The magic allows me to see what the border should look like. All I need to do is apply my willpower to rebuild it. I gather my strength.
Far to the south, the ghosts close in on the village. Don’t think about it.
Mauth’s magic flares in response, his presence stronger. Section by section, I rebuild the border, imagining great bricks of light rising all at once, solid and unbreakable. When I open my eyes, the wall is there, glowing as if it never came down. The border cannot call the escaped ghosts back. But it can catch new ghosts who are bound for the Waiting Place.
And there will be many of those.
Now what? Do I go after the rogue ghosts? A nudge from Mauth toward the southwest is my answer. The windwalking comes easily—more easily than it ever has. And though I expect the magic to wear off the farther I get from the Forest, it stays with me, for this is Mauth’s magic, not my own.
The ghosts have scattered, splintering among the countryside into dozens of small groups. But I make for the village closest to the Waiting Place. When I am still a mile away, I hear screams.
I slow in a village square, and it is a testament to the havoc the ghosts have created that none of the villagers seem to notice that I appeared out of thin air.
“Thaddius! My son! No!” a white-haired man screams. A younger man twists the old man’s arms behind his back and pulls them up with inhuman, inexorable force. “Release me—don’t do this—aaa—” An audible crunch sounds, and the father slumps, unconscious from pain. The younger man lifts him up, as if he’s nothing but a pebble, and flings him across the village—hundreds and hundreds of yards.
I draw my scims, prepared to attack, when Mauth yanks at me.
Of course, Elias, you idiot, I chide myself. I can’t single-handedly beat up everyone inhabited by a ghost. Shaeva tapped my heart, my head. Mauth’s true power is here and here. The magic nudges me toward the closest group of possessed villagers. My throat grows warm, and I can sense, somehow, that Mauth wants me to speak.
“Stop,” I say, but not as Elias. I speak as the Banu al-Mauth. I pinion the possessed with my gaze, one by one. I wait for an attack, but all they do is stare balefully, wary of the magic they can sense roiling within me.
“Come,” I order them. My voice booms with a supernatural note of command. They must listen. “Come.”
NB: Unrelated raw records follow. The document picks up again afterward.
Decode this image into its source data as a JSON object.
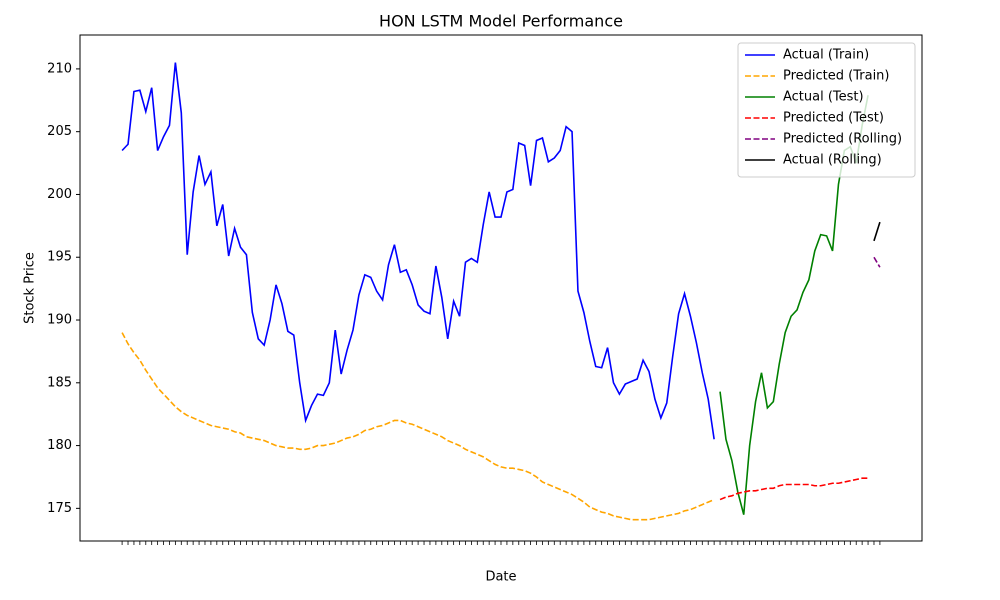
{
  "chart_data": {
    "type": "line",
    "title": "HON LSTM Model Performance",
    "x_label": "Date",
    "y_label": "Stock Price",
    "categories": [
      null,
      null,
      null,
      null,
      null,
      null,
      null,
      null,
      null,
      null,
      null,
      null,
      null,
      null,
      null,
      null,
      null,
      null,
      null,
      null,
      null,
      null,
      null,
      null,
      null,
      null,
      null,
      null,
      null,
      null,
      null,
      null,
      null,
      null,
      null,
      null,
      null,
      null,
      null,
      null,
      null,
      null,
      null,
      null,
      null,
      null,
      null,
      null,
      null,
      null,
      null,
      null,
      null,
      null,
      null,
      null,
      null,
      null,
      null,
      null,
      null,
      null,
      null,
      null,
      null,
      null,
      null,
      null,
      null,
      null,
      null,
      null,
      null,
      null,
      null,
      null,
      null,
      null,
      null,
      null,
      null,
      null,
      null,
      null,
      null,
      null,
      null,
      null,
      null,
      null,
      null,
      null,
      null,
      null,
      null,
      null,
      null,
      null,
      null,
      null,
      null,
      null,
      null,
      null,
      null,
      null,
      null,
      null,
      null,
      null,
      null,
      null,
      null,
      null,
      null,
      null,
      null,
      null,
      null,
      null,
      null,
      null,
      null,
      null,
      null,
      null,
      null,
      null,
      null
    ],
    "series": [
      {
        "name": "Actual (Train)",
        "color": "#0000ff",
        "linestyle": "solid",
        "values": [
          203.5,
          204.0,
          208.2,
          208.3,
          206.6,
          208.5,
          203.5,
          204.6,
          205.5,
          210.5,
          206.5,
          195.2,
          200.2,
          203.1,
          200.8,
          201.8,
          197.5,
          199.2,
          195.1,
          197.3,
          195.8,
          195.2,
          190.6,
          188.5,
          188.0,
          190.0,
          192.8,
          191.3,
          189.1,
          188.8,
          185.0,
          182.0,
          183.2,
          184.1,
          184.0,
          185.0,
          189.2,
          185.7,
          187.6,
          189.2,
          192.0,
          193.6,
          193.4,
          192.3,
          191.6,
          194.4,
          196.0,
          193.8,
          194.0,
          192.8,
          191.2,
          190.7,
          190.5,
          194.3,
          191.8,
          188.5,
          191.5,
          190.3,
          194.6,
          194.9,
          194.6,
          197.6,
          200.2,
          198.2,
          198.2,
          200.2,
          200.4,
          204.1,
          203.9,
          200.7,
          204.3,
          204.5,
          202.6,
          202.9,
          203.5,
          205.4,
          205.0,
          192.3,
          190.6,
          188.3,
          186.3,
          186.2,
          187.8,
          185.0,
          184.1,
          184.9,
          185.1,
          185.3,
          186.8,
          185.9,
          183.7,
          182.2,
          183.4,
          187.1,
          190.5,
          192.1,
          190.3,
          188.2,
          185.8,
          183.7,
          180.5,
          null,
          null,
          null,
          null,
          null,
          null,
          null,
          null,
          null,
          null,
          null,
          null,
          null,
          null,
          null,
          null,
          null,
          null,
          null,
          null,
          null,
          null,
          null,
          null,
          null,
          null,
          null,
          null
        ]
      },
      {
        "name": "Predicted (Train)",
        "color": "#ffa500",
        "linestyle": "dashed",
        "values": [
          189.0,
          188.1,
          187.4,
          186.8,
          186.0,
          185.3,
          184.6,
          184.1,
          183.6,
          183.1,
          182.7,
          182.4,
          182.2,
          182.0,
          181.8,
          181.6,
          181.5,
          181.4,
          181.3,
          181.1,
          181.0,
          180.7,
          180.6,
          180.5,
          180.4,
          180.2,
          180.0,
          179.9,
          179.8,
          179.8,
          179.7,
          179.7,
          179.8,
          180.0,
          180.0,
          180.1,
          180.2,
          180.4,
          180.6,
          180.7,
          180.9,
          181.2,
          181.3,
          181.5,
          181.6,
          181.8,
          182.0,
          182.0,
          181.8,
          181.7,
          181.5,
          181.3,
          181.1,
          180.9,
          180.7,
          180.4,
          180.2,
          180.0,
          179.7,
          179.5,
          179.3,
          179.1,
          178.8,
          178.5,
          178.3,
          178.2,
          178.2,
          178.1,
          178.0,
          177.8,
          177.5,
          177.1,
          176.9,
          176.7,
          176.5,
          176.3,
          176.1,
          175.8,
          175.5,
          175.1,
          174.9,
          174.7,
          174.6,
          174.4,
          174.3,
          174.2,
          174.1,
          174.1,
          174.1,
          174.1,
          174.2,
          174.3,
          174.4,
          174.5,
          174.6,
          174.8,
          174.9,
          175.1,
          175.3,
          175.5,
          175.7,
          null,
          null,
          null,
          null,
          null,
          null,
          null,
          null,
          null,
          null,
          null,
          null,
          null,
          null,
          null,
          null,
          null,
          null,
          null,
          null,
          null,
          null,
          null,
          null,
          null,
          null,
          null,
          null
        ]
      },
      {
        "name": "Actual (Test)",
        "color": "#008000",
        "linestyle": "solid",
        "values": [
          null,
          null,
          null,
          null,
          null,
          null,
          null,
          null,
          null,
          null,
          null,
          null,
          null,
          null,
          null,
          null,
          null,
          null,
          null,
          null,
          null,
          null,
          null,
          null,
          null,
          null,
          null,
          null,
          null,
          null,
          null,
          null,
          null,
          null,
          null,
          null,
          null,
          null,
          null,
          null,
          null,
          null,
          null,
          null,
          null,
          null,
          null,
          null,
          null,
          null,
          null,
          null,
          null,
          null,
          null,
          null,
          null,
          null,
          null,
          null,
          null,
          null,
          null,
          null,
          null,
          null,
          null,
          null,
          null,
          null,
          null,
          null,
          null,
          null,
          null,
          null,
          null,
          null,
          null,
          null,
          null,
          null,
          null,
          null,
          null,
          null,
          null,
          null,
          null,
          null,
          null,
          null,
          null,
          null,
          null,
          null,
          null,
          null,
          null,
          null,
          null,
          184.3,
          180.5,
          178.8,
          176.3,
          174.5,
          180.0,
          183.5,
          185.8,
          183.0,
          183.5,
          186.5,
          189.0,
          190.3,
          190.8,
          192.2,
          193.2,
          195.5,
          196.8,
          196.7,
          195.5,
          200.8,
          203.5,
          203.8,
          202.5,
          205.5,
          207.9,
          null,
          null
        ]
      },
      {
        "name": "Predicted (Test)",
        "color": "#ff0000",
        "linestyle": "dashed",
        "values": [
          null,
          null,
          null,
          null,
          null,
          null,
          null,
          null,
          null,
          null,
          null,
          null,
          null,
          null,
          null,
          null,
          null,
          null,
          null,
          null,
          null,
          null,
          null,
          null,
          null,
          null,
          null,
          null,
          null,
          null,
          null,
          null,
          null,
          null,
          null,
          null,
          null,
          null,
          null,
          null,
          null,
          null,
          null,
          null,
          null,
          null,
          null,
          null,
          null,
          null,
          null,
          null,
          null,
          null,
          null,
          null,
          null,
          null,
          null,
          null,
          null,
          null,
          null,
          null,
          null,
          null,
          null,
          null,
          null,
          null,
          null,
          null,
          null,
          null,
          null,
          null,
          null,
          null,
          null,
          null,
          null,
          null,
          null,
          null,
          null,
          null,
          null,
          null,
          null,
          null,
          null,
          null,
          null,
          null,
          null,
          null,
          null,
          null,
          null,
          null,
          null,
          175.7,
          175.9,
          176.0,
          176.2,
          176.3,
          176.4,
          176.4,
          176.5,
          176.6,
          176.6,
          176.8,
          176.9,
          176.9,
          176.9,
          176.9,
          176.9,
          176.8,
          176.8,
          176.9,
          177.0,
          177.0,
          177.1,
          177.2,
          177.3,
          177.4,
          177.4,
          null,
          null
        ]
      },
      {
        "name": "Predicted (Rolling)",
        "color": "#800080",
        "linestyle": "dashed",
        "values": [
          null,
          null,
          null,
          null,
          null,
          null,
          null,
          null,
          null,
          null,
          null,
          null,
          null,
          null,
          null,
          null,
          null,
          null,
          null,
          null,
          null,
          null,
          null,
          null,
          null,
          null,
          null,
          null,
          null,
          null,
          null,
          null,
          null,
          null,
          null,
          null,
          null,
          null,
          null,
          null,
          null,
          null,
          null,
          null,
          null,
          null,
          null,
          null,
          null,
          null,
          null,
          null,
          null,
          null,
          null,
          null,
          null,
          null,
          null,
          null,
          null,
          null,
          null,
          null,
          null,
          null,
          null,
          null,
          null,
          null,
          null,
          null,
          null,
          null,
          null,
          null,
          null,
          null,
          null,
          null,
          null,
          null,
          null,
          null,
          null,
          null,
          null,
          null,
          null,
          null,
          null,
          null,
          null,
          null,
          null,
          null,
          null,
          null,
          null,
          null,
          null,
          null,
          null,
          null,
          null,
          null,
          null,
          null,
          null,
          null,
          null,
          null,
          null,
          null,
          null,
          null,
          null,
          null,
          null,
          null,
          null,
          null,
          null,
          null,
          null,
          null,
          null,
          195.0,
          194.2
        ]
      },
      {
        "name": "Actual (Rolling)",
        "color": "#000000",
        "linestyle": "solid",
        "values": [
          null,
          null,
          null,
          null,
          null,
          null,
          null,
          null,
          null,
          null,
          null,
          null,
          null,
          null,
          null,
          null,
          null,
          null,
          null,
          null,
          null,
          null,
          null,
          null,
          null,
          null,
          null,
          null,
          null,
          null,
          null,
          null,
          null,
          null,
          null,
          null,
          null,
          null,
          null,
          null,
          null,
          null,
          null,
          null,
          null,
          null,
          null,
          null,
          null,
          null,
          null,
          null,
          null,
          null,
          null,
          null,
          null,
          null,
          null,
          null,
          null,
          null,
          null,
          null,
          null,
          null,
          null,
          null,
          null,
          null,
          null,
          null,
          null,
          null,
          null,
          null,
          null,
          null,
          null,
          null,
          null,
          null,
          null,
          null,
          null,
          null,
          null,
          null,
          null,
          null,
          null,
          null,
          null,
          null,
          null,
          null,
          null,
          null,
          null,
          null,
          null,
          null,
          null,
          null,
          null,
          null,
          null,
          null,
          null,
          null,
          null,
          null,
          null,
          null,
          null,
          null,
          null,
          null,
          null,
          null,
          null,
          null,
          null,
          null,
          null,
          null,
          null,
          196.3,
          197.8
        ]
      }
    ],
    "ylim": [
      172.4,
      212.7
    ],
    "yticks": [
      175,
      180,
      185,
      190,
      195,
      200,
      205,
      210
    ],
    "grid": false,
    "legend": "upper right"
  }
}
They snarl and yip, and I cast Mauth’s magic out like a thin line, wrapping it around each of them, tugging them close. Some come in the bodies they have stolen. Others are still spirits, and they drift toward me with hostile moans. Soon, a small group of a few dozen spirits forms a half circle around me.
Should I rope them together with magic? Send them streaming back to the Waiting Place, as I did with the ghosts that plagued the Tribes?
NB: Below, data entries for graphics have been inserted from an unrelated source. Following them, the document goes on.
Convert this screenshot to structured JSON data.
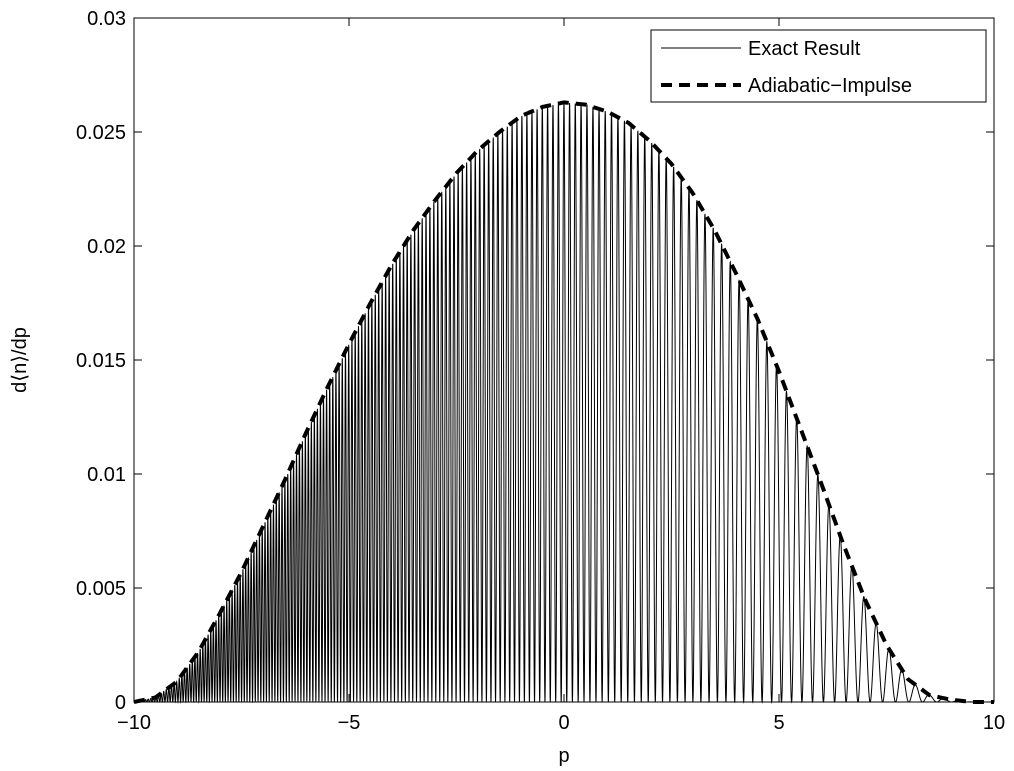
{
  "chart_data": {
    "type": "line",
    "title": "",
    "xlabel": "p",
    "ylabel": "d⟨n⟩/dp",
    "xlim": [
      -10,
      10
    ],
    "ylim": [
      0,
      0.03
    ],
    "x_ticks": [
      -10,
      -5,
      0,
      5,
      10
    ],
    "x_tick_labels": [
      "−10",
      "−5",
      "0",
      "5",
      "10"
    ],
    "y_ticks": [
      0,
      0.005,
      0.01,
      0.015,
      0.02,
      0.025,
      0.03
    ],
    "y_tick_labels": [
      "0",
      "0.005",
      "0.01",
      "0.015",
      "0.02",
      "0.025",
      "0.03"
    ],
    "grid": false,
    "legend_position": "top-right",
    "legend": [
      "Exact Result",
      "Adiabatic−Impulse"
    ],
    "series": [
      {
        "name": "Adiabatic−Impulse",
        "style": "dashed-thick",
        "color": "#000000",
        "x": [
          -10,
          -9.5,
          -9,
          -8.5,
          -8,
          -7.5,
          -7,
          -6.5,
          -6,
          -5.5,
          -5,
          -4.5,
          -4,
          -3.5,
          -3,
          -2.5,
          -2,
          -1.5,
          -1,
          -0.5,
          0,
          0.5,
          1,
          1.5,
          2,
          2.5,
          3,
          3.5,
          4,
          4.5,
          5,
          5.5,
          6,
          6.5,
          7,
          7.5,
          8,
          8.5,
          9,
          9.5,
          10
        ],
        "y": [
          0,
          0.0002,
          0.0009,
          0.0022,
          0.0039,
          0.0057,
          0.0077,
          0.0097,
          0.0118,
          0.0138,
          0.0157,
          0.0175,
          0.0192,
          0.0207,
          0.022,
          0.0232,
          0.0242,
          0.025,
          0.0257,
          0.0261,
          0.0263,
          0.0262,
          0.0259,
          0.0254,
          0.0246,
          0.0236,
          0.0223,
          0.0207,
          0.0188,
          0.0168,
          0.0145,
          0.012,
          0.0095,
          0.0069,
          0.0045,
          0.0025,
          0.001,
          0.0003,
          0.0001,
          0,
          0
        ]
      },
      {
        "name": "Exact Result",
        "style": "solid-thin",
        "color": "#000000",
        "oscillation_period_p": [
          0.06,
          0.38
        ],
        "envelope": "Adiabatic−Impulse"
      }
    ]
  }
}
No. For as I look at these tortured faces, I realize the spirits don’t wish to be here. They want to move on, to leave this world. Sending them back to the Forest will only prolong their suffering.
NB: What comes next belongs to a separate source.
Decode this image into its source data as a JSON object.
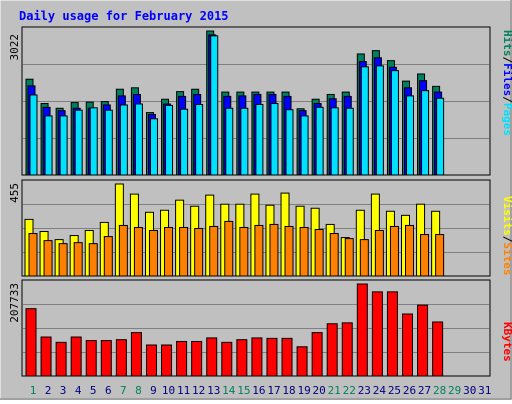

The magic fills my sight, and I see the ghosts for what they are: hurting, alone, confused, regretful. Some are desperate for forgiveness. Others for kindness. Others for understanding. Others for an explanation.
But a few require judgment, and those spirits take longer to deal with, for they must suffer the hurt they inflicted on others before they are free. Each time I recognize what a spirit needs, I find myself willing it forth from the magic and giving it to them.